9. The GTLA acknowledges that these rules are most often cited in cases involving fraudulent concealment. However, they apply equally to every patient under the care of a physician.

10. The GTLA is not arguing that the confidential relationship between physician and patient tolls the statute of limitation. Compare, Hunter, Maclean &c. v. Frame, 269 Ga. 844 (1998). The GTLA's position is that the relief provided by the continuous treatment rule assists in ascertaining the actionable injury rather than tolling the statute of limitation.

11. Further, a number of federal courts have applied the continuous treatment doctrine to cases brought under the Federal Tort Claims Act. See, Miller v. U.S., 932 F2d 301 (4th Cir. 1991); Ulrich v. Veterans Admin. Hosp., 853 F2d 1078 (2d Cir. 1988); Brown v. U.S., 353 F2d 578, 580 (9th Cir. 1965); Stephenson v. U.S., 2001 U.S. Dist. LEXIS 8953 (2001).

12. The Idaho legislature abrogated that state's common law discovery rule with the enactment of Idaho Code § 5-219.
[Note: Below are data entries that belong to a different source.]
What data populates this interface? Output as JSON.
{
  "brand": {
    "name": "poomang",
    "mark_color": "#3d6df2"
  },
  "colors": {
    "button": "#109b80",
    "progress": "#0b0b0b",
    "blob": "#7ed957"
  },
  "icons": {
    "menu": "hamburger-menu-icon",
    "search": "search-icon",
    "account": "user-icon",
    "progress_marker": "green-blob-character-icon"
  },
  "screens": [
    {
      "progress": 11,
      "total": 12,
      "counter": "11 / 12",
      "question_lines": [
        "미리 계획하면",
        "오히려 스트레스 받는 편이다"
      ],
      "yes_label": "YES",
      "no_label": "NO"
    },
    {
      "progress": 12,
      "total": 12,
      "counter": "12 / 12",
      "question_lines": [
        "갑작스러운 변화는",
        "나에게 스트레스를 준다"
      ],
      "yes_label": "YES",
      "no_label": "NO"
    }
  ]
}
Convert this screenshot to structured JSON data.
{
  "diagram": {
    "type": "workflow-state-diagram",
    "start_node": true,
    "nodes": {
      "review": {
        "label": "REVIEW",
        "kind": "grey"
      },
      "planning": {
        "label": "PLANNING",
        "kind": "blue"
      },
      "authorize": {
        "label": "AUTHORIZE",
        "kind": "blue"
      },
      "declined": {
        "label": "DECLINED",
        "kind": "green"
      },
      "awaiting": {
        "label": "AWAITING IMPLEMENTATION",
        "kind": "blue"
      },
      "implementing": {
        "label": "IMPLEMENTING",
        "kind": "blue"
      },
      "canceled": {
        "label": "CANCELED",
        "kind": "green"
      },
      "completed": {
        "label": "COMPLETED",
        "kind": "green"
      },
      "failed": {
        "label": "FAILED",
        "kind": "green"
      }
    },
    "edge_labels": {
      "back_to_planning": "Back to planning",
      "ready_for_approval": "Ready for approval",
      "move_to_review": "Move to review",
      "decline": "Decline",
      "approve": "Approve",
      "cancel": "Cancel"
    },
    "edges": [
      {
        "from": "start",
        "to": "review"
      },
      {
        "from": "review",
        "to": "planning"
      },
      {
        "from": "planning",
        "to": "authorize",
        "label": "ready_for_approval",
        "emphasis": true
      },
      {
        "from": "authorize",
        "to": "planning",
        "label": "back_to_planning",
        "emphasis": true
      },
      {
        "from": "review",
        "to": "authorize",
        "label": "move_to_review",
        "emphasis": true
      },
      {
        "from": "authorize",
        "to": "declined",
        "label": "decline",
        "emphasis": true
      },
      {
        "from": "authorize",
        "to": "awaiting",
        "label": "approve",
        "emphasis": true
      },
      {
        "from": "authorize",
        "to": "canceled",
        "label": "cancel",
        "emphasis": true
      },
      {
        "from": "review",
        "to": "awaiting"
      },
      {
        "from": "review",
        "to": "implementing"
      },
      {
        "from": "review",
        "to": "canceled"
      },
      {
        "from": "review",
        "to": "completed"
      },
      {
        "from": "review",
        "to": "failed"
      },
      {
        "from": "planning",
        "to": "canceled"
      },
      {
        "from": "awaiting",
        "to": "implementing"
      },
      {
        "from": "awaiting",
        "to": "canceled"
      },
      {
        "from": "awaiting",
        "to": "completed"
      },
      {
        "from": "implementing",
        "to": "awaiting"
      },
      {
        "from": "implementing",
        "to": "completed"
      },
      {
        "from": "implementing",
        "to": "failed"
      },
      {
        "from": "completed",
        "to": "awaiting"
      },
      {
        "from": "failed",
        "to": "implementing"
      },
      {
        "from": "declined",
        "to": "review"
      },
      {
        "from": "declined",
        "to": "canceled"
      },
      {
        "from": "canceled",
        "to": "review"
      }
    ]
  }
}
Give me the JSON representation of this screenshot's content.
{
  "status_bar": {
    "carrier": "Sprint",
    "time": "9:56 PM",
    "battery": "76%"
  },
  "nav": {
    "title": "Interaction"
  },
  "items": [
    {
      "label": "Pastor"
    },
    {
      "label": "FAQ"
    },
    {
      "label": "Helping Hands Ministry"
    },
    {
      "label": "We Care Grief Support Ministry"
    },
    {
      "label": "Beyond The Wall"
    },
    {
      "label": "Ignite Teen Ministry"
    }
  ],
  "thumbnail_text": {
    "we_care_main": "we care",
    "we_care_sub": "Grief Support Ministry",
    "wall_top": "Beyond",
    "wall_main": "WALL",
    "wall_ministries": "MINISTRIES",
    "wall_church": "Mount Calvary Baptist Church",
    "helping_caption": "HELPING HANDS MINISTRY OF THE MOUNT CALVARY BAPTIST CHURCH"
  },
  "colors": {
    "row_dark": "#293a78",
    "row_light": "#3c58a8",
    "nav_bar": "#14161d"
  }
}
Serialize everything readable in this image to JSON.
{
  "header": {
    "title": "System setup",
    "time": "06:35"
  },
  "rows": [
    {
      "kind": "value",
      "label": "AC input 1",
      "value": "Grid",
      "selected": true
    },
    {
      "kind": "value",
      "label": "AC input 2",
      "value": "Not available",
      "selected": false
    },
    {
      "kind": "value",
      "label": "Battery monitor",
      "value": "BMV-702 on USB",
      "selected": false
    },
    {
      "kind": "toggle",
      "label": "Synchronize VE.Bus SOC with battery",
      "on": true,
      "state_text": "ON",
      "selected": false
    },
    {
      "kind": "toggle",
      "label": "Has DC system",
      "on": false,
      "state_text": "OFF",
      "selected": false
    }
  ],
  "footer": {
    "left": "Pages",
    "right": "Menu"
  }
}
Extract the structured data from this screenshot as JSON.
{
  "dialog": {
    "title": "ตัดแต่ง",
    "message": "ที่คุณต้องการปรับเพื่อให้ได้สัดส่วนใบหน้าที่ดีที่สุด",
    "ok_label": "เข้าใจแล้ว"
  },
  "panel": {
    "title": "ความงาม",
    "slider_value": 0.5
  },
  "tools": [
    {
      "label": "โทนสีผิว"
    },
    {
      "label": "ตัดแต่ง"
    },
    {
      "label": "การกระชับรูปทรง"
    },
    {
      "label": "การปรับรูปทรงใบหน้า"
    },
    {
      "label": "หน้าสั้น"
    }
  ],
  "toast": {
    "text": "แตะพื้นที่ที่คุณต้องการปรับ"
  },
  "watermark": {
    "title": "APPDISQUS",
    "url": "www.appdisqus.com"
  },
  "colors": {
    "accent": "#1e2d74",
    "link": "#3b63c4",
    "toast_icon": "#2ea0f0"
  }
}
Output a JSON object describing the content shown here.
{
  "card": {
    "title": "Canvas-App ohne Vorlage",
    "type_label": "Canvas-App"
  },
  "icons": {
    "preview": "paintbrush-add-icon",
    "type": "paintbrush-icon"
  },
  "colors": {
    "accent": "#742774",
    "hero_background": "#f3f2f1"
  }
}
13. While it is has not specifically addressed the issue in this case, the Arizona Supreme Court has held that the Arizona statute of limitation in a medical malpractice case, which runs from the date of injury, is not triggered by the act of misdiagnosis, but by the "damaging effect" of the "wrongful act." DeBoer, M.D. v. Brown, 673 P2d 912 (Sct Ariz 1983). This is consistent with the position advanced by the GTLA that in a continuous treatment case, the consequences of the physician's treatment based on the misdiagnosis cannot be known until the last date of treatment.